Cystic fibrosis (CF) patients demonstrate a spectrum of pancreatic beta-cell abnormalities. Those with no exocrine insufficiency (NEXO) have normal insulin secretion. Exocrine-insufficient CF patients with overt diabetes (EXO-IT) have impaired insulin secretion and fasting hyperglycemia. Exocrine-insufficient patients without diabetes (EXO) have impaired insulin secretion but maintain normoglycemia.
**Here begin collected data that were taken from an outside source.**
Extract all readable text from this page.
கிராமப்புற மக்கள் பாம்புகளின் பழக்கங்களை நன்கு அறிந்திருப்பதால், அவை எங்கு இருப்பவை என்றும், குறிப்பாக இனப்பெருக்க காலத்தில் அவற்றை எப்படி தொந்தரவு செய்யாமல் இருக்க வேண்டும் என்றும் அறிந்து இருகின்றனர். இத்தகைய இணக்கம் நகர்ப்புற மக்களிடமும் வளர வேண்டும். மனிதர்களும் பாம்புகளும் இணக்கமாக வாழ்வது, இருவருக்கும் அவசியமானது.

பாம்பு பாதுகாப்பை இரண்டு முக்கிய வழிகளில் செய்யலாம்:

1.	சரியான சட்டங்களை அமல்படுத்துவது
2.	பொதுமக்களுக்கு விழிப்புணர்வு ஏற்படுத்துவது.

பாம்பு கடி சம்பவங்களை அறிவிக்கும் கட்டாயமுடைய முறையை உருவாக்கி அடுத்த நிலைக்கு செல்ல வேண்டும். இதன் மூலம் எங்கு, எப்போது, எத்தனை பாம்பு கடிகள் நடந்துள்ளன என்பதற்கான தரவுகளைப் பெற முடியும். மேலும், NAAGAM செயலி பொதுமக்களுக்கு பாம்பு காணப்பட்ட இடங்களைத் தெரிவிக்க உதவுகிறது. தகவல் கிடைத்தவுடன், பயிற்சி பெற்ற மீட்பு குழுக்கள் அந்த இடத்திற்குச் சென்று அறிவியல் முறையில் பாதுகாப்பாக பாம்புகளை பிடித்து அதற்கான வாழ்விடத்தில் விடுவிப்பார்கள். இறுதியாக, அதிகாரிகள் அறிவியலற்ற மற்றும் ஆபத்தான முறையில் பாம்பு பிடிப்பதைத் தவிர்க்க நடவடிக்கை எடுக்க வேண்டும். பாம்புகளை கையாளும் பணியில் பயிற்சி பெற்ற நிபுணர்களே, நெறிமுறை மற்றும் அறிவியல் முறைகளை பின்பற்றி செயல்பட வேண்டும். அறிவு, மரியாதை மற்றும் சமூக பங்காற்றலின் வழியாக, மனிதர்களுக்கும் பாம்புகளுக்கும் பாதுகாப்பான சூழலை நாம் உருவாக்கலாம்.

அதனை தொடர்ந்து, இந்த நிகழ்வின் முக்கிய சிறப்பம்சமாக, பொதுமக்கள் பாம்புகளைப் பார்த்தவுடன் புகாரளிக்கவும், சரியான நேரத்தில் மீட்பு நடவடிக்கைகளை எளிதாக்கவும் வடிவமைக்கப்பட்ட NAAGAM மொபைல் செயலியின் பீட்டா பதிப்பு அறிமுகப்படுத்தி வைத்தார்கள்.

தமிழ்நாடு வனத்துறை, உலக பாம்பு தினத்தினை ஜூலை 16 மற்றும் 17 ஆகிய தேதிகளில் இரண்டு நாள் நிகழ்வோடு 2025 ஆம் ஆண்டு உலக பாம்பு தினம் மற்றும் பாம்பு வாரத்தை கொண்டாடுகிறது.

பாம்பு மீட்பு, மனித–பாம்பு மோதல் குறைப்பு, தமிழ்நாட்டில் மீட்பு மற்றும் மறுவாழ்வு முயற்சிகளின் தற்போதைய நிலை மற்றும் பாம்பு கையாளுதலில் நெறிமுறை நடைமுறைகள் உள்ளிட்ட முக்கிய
We postulated that EXO individuals compensate for insulin deficiency by increasing insulin sensitivity and investigated glucose utilization in CF. To examine hepatic and peripheral insulin sensitivity, euglycemic-hyperinsulinemic clamp studies were performed by using the hot GINF isotope dilution technique. Insulin was sequentially infused at 0.25, 1.0, and 10.0 mU.kg-1.min-1. Glucose-mediated glucose uptake (GMGU) was assessed on another day with hyperglycemic clamp studies, during which insulin and somatostatin were infused to hold insulin-mediated glucose uptake constant between the two clamp studies. Skeletal muscle GLUT4 levels were assessed in EXO and control patients with Western blotting. Three patterns of peripheral and hepatic insulin sensitivity were seen that were related to the degree of pancreatic beta-cell dysfunction. NEXO individuals had normal peripheral and hepatic insulin sensitivity. EXO individuals had enhanced peripheral insulin sensitivity that was not associated with a change in skeletal muscle glucose transporter abundance compared with control patients; paradoxically, EXO subjects demonstrated hepatic insulin resistance. EXO-IT had peripheral and hepatic insulin resistance. GMGU was diminished in both EXO and EXO-IT subjects. The unique combination of increased hepatic glucose production and increased peripheral glucose utilization seen in EXO may be a metabolic adaptation to increased peripheral energy needs.(ABSTRACT TRUNCATED AT 250 WORDS)

PMID:
8039595
[PubMed - indexed for MEDLINE]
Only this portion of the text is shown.